The Solid-Oxide Fuel Cell (SOFC)

In the SOFC, a thin ceramic layer of yttrium-oxide-doped zir­conium oxide (YSZ) serves as electrolyte, allowing the pas­sage of oxygen anions at its operating temperature of 900 to 1000° C.

The power output of the systems currently being test­ed ranges from one kilowatt for household energy provision using natural gas up to a pressure-driven 200 kW unit. The latter can be hybridized with a gas turbine. The expected electrical efficiency is in the range of 70 % – thus far, 53 % has been measured.

Marketing of the SOFC technology is to be expected only in the longer term, in spite of the performance already achieved and the attractive perspectives for the future. In the past twenty years, it has not been possible to reduce its manufacturing costs sufficiently, nor to improve the mate­rials durability to an acceptable level. This type of cell tech­nology exhibits the greatest volatility in terms of the num­ber of firms that are attempting to develop it.

Micro-Fuel Cells

For supplying low to very low power levels (1-100 W), fu­el cells are also interesting, because they can make the high energy densities of hydrogen or methanol available to elec­tric power consumers, e. g. for portable applications. If very long operating times are desired, then the combination of a fuel storage system and a fuel cell has advantages com­pared to a battery. Operation at room temperature and their rapid operational readiness would seem to recommend the PEMFC and DMFC cells as the only reasonable options for these applications.

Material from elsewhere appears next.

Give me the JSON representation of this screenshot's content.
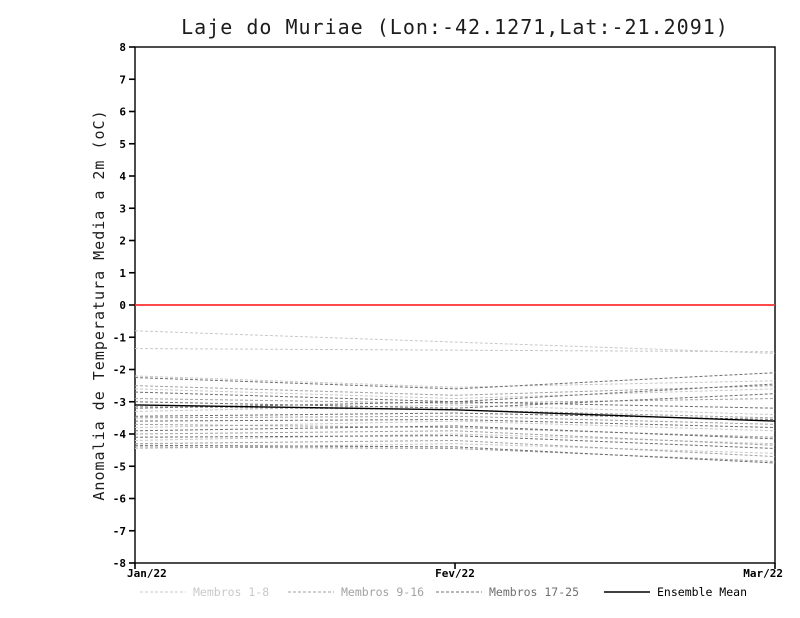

Although initial demonstration experiments have been successful, nevertheless micro-fuel cells have not been able to displace the established Li-ion battery technology. In particular, the open question of the supply and disposal of the hydrogen cartridges has been an obstacle, and certifi­cation in certain environments has been only slowly forth­coming. For example, the use of pressurized containers in aircraft cabin luggage is not permitted. The manufacture of micro-fuel cells is closely related to the technology of semi­conductor devices on wafers. Thus, arrays of microcells which can be connected in series or parallel can be pro­duced.


Only the direct-methanol fuel cell (DMFC) has gained some support on the leisure market. Here, systems with a few 100 W output power could supply power to campers and small boats. The DMFC is also being used in military ap­plications. Portable mini-systems for the individual power supply of communications and navigation devices are un­dergoing testing.

If there is a breakthrough in hydrogen storage or a quan­tum leap in the technical maturity and concept simplifica­tion of the DMFC, then a market for micro-fuel cells could be developed much more quickly than for vehicle power trains or for decentral energy supplies.


Whether, and how soon, fuel-cell vehicles will take over the streets depends to a large extent – along with cost reduc­tions – on the future price of the currently preferred fuel, hydrogen. Applications in stationary power generation are less complicated, where dynamics, cold starting and H2 pu­rity are less important. Here, however, the high specific costs have continued to delay a broad-based market entry both for decentralized large-scale energy production and for household energy supplies.

In the meantime, fuel cells are competing not only with the conventional technologies that they were supposed to supplant. More and more, other so-called “new technolo­gies” are entering the race in the same direction, and they are to some extent more cost-efficient and technically ma­ture; for example, space heating systems based on Stirling machines.


Fuel cells have reached a high level of technical development. The PEMFC has demonstrated its reliability for a series of new applications. The PAFC and the MCFC have already been field – tested in many plants of 100 kW and more output power; in the case of the SOFC, market entry has failed due to the lack of reliable materials and the resulting high costs. Therefore, in order for fuel cells to be economically competitive with es­tablished technologies of mobile and stationary energy con­version, a drastic cost reduction must be achieved, both for the fuel-cell stack itself and for the auxiliary systems required for their operation. In vehicle applications, the still open ques­tions of fuel supply (infrastructure, H2 production and H2 stor­age) must also be addressed.